As the US second and tougher sanctions on Iran approach (Nov 4th), many countries have begun to reduce their purchases of Iranian oil and its exports have already dropped one million barrels a day (from a high of 2.7 Million bpd to 1.7 Mill bpd in August 2018).

OPEC, under US pressure, promised last June to increase production by 1 Million barrels per day, but that has not yet fully materialized. Now, it is meeting to try to agree further production increases.

Whatever OPEC agrees, or doesn’t agree, may not be enough to compensate Iran’s lost production, even if other non-OPEC producers step in. Add to that Venezuela’s shrinking production and Saudi’s rumored technical difficulties in jacking up its production for a sustained longer period, it is not difficult to imagine an oil price spike to $ 100 or higher.

However, a $ 100 oil price would not only negate the US’s strategy but also infuriate its administration and possibly temporarily redirect its ire from Iran towards OPEC and speed up of the NO-OPEC law that has been slowly progressing in the US congress. Designating OPEC and its members as a monopoly and making them liable for sanctions and asset confiscation would certainly be a harbinger of OPEC’s demise, and a subsequent oil market chaos.

But a vacuum always invites competitors to fill it in and benefit from its ensuing turmoil. Reports indicate that US oil export sales are likely to cash-in by replacing Iranian condensate exports.

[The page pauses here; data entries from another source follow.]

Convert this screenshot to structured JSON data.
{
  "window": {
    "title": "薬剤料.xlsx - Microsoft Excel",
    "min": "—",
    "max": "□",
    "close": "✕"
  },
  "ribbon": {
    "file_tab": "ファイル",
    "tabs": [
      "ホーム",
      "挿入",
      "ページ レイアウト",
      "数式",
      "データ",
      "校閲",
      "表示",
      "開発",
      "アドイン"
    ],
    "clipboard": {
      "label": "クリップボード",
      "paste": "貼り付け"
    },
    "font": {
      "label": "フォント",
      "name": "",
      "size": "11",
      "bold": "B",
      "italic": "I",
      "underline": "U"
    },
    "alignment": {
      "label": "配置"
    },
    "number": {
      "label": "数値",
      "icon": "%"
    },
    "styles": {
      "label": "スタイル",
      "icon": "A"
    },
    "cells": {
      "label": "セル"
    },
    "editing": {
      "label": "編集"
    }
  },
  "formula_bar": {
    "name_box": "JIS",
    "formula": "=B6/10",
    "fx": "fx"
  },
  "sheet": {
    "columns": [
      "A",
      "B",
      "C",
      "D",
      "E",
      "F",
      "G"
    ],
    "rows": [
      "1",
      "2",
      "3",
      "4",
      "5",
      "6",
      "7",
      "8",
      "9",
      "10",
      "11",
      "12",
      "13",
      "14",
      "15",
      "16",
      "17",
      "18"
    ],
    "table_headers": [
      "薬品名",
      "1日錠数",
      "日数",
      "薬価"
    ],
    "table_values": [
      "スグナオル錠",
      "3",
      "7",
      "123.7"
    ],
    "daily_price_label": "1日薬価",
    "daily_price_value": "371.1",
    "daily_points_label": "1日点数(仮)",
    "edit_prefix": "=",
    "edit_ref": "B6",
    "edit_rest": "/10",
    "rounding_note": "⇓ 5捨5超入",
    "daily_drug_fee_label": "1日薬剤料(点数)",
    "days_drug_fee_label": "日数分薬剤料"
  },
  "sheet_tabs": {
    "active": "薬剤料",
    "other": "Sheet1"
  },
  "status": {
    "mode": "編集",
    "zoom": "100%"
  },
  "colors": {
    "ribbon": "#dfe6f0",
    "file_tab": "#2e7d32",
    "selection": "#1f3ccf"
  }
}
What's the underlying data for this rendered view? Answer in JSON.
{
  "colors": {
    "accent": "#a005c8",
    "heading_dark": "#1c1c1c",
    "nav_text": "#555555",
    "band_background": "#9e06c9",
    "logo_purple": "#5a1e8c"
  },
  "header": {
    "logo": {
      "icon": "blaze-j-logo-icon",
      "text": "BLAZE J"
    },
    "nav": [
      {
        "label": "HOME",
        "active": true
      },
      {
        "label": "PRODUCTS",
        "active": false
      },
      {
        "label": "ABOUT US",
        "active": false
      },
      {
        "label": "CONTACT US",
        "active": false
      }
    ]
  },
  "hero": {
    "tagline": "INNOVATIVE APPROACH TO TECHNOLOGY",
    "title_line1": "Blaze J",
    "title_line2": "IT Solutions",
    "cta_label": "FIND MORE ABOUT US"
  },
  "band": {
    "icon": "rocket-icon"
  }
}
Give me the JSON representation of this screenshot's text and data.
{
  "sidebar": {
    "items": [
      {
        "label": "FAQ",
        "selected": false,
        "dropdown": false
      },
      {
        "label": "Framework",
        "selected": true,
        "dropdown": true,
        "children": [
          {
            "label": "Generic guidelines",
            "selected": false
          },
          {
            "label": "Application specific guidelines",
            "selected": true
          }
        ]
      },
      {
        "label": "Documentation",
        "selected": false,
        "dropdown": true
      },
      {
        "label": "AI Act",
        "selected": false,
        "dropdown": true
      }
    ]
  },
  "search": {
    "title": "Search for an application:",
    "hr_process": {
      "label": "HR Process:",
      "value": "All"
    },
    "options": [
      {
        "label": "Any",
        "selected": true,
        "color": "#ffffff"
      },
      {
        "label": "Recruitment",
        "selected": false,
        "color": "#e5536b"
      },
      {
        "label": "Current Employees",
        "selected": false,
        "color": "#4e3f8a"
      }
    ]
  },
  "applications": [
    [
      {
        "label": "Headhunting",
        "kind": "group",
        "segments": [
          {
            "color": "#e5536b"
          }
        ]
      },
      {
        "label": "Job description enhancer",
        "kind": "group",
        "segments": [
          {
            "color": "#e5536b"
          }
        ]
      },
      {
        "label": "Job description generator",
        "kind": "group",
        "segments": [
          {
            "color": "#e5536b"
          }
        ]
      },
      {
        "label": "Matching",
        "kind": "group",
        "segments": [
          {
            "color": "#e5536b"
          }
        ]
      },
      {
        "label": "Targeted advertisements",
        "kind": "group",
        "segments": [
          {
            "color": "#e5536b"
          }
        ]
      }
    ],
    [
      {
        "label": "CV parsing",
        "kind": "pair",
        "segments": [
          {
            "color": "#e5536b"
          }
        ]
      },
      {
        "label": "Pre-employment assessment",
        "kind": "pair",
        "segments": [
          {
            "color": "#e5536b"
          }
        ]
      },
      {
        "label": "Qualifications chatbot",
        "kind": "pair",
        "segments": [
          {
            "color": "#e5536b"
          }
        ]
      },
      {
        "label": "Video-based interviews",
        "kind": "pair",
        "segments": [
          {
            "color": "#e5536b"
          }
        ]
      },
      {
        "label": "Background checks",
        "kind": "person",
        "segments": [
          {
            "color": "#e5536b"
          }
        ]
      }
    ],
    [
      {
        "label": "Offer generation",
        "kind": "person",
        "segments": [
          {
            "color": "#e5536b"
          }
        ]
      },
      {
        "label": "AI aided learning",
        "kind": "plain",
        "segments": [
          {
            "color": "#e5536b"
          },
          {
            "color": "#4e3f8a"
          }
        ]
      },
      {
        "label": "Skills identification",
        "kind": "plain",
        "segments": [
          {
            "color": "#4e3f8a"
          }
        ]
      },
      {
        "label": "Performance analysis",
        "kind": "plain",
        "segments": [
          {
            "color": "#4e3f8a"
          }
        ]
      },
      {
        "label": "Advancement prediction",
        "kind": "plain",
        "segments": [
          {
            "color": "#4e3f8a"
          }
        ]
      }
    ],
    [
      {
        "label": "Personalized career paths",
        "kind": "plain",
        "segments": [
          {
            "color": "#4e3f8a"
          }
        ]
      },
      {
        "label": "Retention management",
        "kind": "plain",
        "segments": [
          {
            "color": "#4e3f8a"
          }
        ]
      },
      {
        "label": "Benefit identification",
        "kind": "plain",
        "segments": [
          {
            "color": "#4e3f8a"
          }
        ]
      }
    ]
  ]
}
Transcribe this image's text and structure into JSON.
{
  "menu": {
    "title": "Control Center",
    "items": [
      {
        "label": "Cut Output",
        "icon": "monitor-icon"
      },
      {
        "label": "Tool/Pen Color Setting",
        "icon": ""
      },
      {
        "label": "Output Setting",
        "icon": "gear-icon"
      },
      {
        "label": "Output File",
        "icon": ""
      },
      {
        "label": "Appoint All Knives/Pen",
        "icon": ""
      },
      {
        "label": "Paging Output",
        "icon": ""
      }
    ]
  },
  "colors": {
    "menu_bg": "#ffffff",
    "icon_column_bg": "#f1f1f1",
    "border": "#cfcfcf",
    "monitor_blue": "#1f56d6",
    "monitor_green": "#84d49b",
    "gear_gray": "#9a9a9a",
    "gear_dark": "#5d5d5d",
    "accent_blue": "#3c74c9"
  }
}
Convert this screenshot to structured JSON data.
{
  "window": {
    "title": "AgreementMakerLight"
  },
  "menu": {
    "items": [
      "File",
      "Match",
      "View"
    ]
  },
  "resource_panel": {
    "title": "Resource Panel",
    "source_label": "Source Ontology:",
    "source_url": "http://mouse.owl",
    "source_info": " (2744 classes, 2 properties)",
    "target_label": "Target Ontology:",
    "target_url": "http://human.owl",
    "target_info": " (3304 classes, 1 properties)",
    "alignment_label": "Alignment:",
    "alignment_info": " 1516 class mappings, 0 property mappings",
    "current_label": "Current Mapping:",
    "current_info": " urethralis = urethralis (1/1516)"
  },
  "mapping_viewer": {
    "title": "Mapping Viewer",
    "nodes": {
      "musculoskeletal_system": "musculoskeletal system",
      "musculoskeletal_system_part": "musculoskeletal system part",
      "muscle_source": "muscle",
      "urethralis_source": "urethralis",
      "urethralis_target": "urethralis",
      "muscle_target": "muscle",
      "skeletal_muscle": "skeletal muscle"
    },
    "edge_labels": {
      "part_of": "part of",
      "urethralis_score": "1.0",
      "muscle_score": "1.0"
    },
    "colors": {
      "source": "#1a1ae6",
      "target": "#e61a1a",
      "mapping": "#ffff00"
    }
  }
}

The US oil shale industry is overproducing condensate (as a byproduct of gas production) while the Asian market demand is growing rapidly (especially in Japan, South Korea and China). This is a perfect opportunity to replace the sanctioned Iranian condensate with US condensate – Two birds with one stone; squeeze Iran economically while increasing US producers’ sales and profits. No wonder Iran is getting angrier and angrier, which may be the third ‘bird’ objective; that is pushing it to act recklessly enough to invite a devastating US military strike.

GENERALLY: Pessimistic
NEGATIVE FOR: Iran as it will lose production, exports, income as well as market share that may be difficult to regain in the future. Also, it is negative for OPEC which is stuck between a rock and hard place; if it raises production too much it will destroy the higher prices that it struggled to attain in the past year, and if it doesn’t raise production, prices will spike and anger the US as well as negatively impact world oil demand. Its greatest negativity would be the case where it triggers a regional war.
POSITIVE FOR: the USA, only if its Iran sanctions are firmly observed by most countries, and only if they don’t lead to a shortfall in supply that spikes oil prices to intolerable levels.